En attendant cette aubaine, on meurt de faim à Paris et les denrées sont inabordables. Aussi M. de Sade demande-t-il à Lions de lui envoyer, dans de vieilles malles et sous de fausses étiquettes, « assez de blé pour assurer la subsistance de quatre personnes ». Il ordonne également à Gaufridy de vendre à l’encan les débris de la Coste, après avoir fait porter à Saumane ce qui peut encore lui servir. Ces objets, parmi lesquels figurent cinq bidets dont les pillards n’ont pas compris ou ont méprisé l’usage, produisent une somme de dix-huit mille trois cents livres. Le marquis, chez qui l’imaginative est pareille à un sac magique d’où l’on peut tout tirer et où tout se perd selon l’occurence, estime qu’il y a somme suffisante pour lui acheter cent livres d’huile de table et autant d’huile à brûler, cinquante livres de confitures liquides et beaucoup de chinois, dix boîtes de confitures sèches, cent bouteilles de Frontignan et un pot d’anchois de deux ou trois livres. Pendant un an au moins, il réclame ce pot d’anchois dans toutes ses lettres.
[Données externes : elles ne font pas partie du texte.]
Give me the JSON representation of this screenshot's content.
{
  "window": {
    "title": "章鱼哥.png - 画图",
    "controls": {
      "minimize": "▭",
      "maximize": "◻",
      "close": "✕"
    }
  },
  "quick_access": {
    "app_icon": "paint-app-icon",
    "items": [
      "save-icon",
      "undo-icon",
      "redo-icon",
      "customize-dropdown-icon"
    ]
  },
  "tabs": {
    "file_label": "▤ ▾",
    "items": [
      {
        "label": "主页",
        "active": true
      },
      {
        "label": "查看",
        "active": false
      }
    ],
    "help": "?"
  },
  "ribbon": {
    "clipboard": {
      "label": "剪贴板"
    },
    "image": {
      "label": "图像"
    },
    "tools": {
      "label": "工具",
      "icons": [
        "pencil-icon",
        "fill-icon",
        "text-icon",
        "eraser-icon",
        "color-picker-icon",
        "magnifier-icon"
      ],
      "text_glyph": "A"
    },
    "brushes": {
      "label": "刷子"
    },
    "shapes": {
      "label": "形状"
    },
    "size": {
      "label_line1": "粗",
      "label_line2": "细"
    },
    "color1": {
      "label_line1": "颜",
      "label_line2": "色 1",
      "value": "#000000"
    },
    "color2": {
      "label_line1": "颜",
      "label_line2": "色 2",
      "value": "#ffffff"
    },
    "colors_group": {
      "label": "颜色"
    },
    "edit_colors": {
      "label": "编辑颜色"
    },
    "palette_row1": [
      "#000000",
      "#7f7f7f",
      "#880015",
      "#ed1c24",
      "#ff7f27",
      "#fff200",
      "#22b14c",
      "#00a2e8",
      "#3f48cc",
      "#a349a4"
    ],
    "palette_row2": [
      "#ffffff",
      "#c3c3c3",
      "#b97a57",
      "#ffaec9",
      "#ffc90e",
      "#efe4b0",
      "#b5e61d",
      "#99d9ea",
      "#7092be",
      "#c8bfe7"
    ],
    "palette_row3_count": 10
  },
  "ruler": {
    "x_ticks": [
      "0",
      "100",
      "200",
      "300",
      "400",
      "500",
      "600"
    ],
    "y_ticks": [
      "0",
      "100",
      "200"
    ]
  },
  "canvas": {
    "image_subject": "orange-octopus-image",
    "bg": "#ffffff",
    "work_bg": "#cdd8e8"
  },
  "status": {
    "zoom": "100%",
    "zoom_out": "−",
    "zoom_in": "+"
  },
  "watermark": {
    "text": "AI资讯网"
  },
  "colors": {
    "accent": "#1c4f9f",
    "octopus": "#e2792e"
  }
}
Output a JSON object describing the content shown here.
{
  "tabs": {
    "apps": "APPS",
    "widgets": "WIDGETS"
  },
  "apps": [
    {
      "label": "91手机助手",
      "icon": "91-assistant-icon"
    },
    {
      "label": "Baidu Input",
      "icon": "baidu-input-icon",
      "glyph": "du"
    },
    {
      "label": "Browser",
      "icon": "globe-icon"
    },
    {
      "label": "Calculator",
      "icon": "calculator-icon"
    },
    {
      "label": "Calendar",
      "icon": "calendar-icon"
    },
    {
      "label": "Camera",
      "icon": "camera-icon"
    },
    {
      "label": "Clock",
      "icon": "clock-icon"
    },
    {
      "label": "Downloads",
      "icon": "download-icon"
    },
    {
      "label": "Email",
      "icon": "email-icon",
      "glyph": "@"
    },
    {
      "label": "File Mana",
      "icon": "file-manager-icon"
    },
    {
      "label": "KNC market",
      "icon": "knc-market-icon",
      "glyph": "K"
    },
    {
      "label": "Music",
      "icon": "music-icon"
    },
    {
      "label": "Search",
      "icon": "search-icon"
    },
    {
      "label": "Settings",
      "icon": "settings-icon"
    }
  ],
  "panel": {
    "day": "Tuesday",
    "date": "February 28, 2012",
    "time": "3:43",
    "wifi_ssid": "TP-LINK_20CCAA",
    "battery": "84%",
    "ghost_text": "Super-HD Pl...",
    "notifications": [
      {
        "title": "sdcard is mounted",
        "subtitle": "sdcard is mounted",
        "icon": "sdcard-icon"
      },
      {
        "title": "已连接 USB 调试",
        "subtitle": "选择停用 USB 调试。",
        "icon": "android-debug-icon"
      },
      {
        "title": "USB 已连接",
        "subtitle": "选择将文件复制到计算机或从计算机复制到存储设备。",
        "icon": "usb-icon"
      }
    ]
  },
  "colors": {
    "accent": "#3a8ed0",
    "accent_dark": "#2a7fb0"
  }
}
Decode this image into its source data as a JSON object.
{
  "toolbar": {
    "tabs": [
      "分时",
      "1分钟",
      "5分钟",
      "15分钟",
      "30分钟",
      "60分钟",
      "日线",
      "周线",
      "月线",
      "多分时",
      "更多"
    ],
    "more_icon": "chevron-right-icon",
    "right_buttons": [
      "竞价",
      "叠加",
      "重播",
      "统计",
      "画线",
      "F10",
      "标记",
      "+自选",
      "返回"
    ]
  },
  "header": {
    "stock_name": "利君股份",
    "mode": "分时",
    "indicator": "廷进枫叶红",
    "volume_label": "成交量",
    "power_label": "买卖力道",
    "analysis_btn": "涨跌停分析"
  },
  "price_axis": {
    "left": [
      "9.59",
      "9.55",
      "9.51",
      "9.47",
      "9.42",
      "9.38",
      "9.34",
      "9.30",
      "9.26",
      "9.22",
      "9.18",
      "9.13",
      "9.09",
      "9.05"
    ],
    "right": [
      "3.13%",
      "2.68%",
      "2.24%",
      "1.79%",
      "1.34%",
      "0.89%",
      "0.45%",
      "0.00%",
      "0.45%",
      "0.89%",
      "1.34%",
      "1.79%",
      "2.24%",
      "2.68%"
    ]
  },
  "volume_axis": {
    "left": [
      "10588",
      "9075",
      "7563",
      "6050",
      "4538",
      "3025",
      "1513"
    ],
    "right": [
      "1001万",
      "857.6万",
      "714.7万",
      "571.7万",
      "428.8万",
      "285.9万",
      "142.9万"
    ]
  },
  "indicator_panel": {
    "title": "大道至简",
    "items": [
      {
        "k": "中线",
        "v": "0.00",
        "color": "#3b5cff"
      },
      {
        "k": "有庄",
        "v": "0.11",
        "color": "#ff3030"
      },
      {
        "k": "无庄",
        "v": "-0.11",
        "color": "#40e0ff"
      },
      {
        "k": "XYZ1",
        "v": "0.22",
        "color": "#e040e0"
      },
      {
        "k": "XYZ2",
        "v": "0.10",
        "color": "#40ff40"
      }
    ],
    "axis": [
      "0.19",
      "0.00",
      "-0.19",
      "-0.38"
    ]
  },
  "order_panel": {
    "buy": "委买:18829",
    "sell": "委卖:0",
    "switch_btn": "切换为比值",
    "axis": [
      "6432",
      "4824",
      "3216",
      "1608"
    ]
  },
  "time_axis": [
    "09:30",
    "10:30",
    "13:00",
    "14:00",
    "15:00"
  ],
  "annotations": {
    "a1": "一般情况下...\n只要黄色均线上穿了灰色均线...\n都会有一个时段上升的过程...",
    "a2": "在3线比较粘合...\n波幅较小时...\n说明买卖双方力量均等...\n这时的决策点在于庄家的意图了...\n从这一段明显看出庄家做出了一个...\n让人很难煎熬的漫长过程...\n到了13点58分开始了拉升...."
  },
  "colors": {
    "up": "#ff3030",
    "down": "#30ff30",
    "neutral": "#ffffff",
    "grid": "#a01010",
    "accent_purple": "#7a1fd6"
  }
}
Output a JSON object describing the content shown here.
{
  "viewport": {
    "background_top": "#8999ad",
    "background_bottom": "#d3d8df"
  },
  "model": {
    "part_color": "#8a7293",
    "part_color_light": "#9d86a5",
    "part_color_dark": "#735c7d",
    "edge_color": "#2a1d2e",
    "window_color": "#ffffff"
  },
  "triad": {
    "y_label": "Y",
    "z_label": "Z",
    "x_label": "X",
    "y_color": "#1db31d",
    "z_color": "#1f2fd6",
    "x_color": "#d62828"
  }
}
Cependant un décret de l’assemblée vient faire peser une menace nouvelle sur les parents d’émigrés, mais M. de Sade fait voir qu’on ne le prend pas sans vert. Il avait cru, on lui avait laissé croire, que ses fils avaient émigré. Eh bien ! Il n’en est rien ! Ils n’ont jamais fait semblable folie ! Le cadet est à Malte, où il n’a point cessé de servir son ordre, et l’aîné voyageait. Il vient de rentrer en France ; il a appris le métier de graveur et il en vit ; il est fort savant en botanique et a passé tout le temps qu’il est resté loin de son père à composer un herbier. Bref il n’est inscrit sur aucune liste et peut montrer à qui voudra son certificat de non inscription. Il faut que l’avocat crie cela bien haut et multiplie les occasions de répandre cette étonnante nouvelle.

Mais l’avocat a d’autres soucis, dont le premier est de savoir comment il va s’y prendre pour satisfaire aux demandes d’argent de M. de Sade. À la fin de l’année, l’assignat est si bas que le marquis prétend tirer de ses biens, pendant les douze mois qui vont suivre, non plus quelques milliers de livres, mais huit cent quatre-vingt-seize mille trois cents livres en papier-monnaie, ou leur valeur représentative en or ou en nature, « sans qu’il y ait là d’autre effroi à avoir que celui des mots. »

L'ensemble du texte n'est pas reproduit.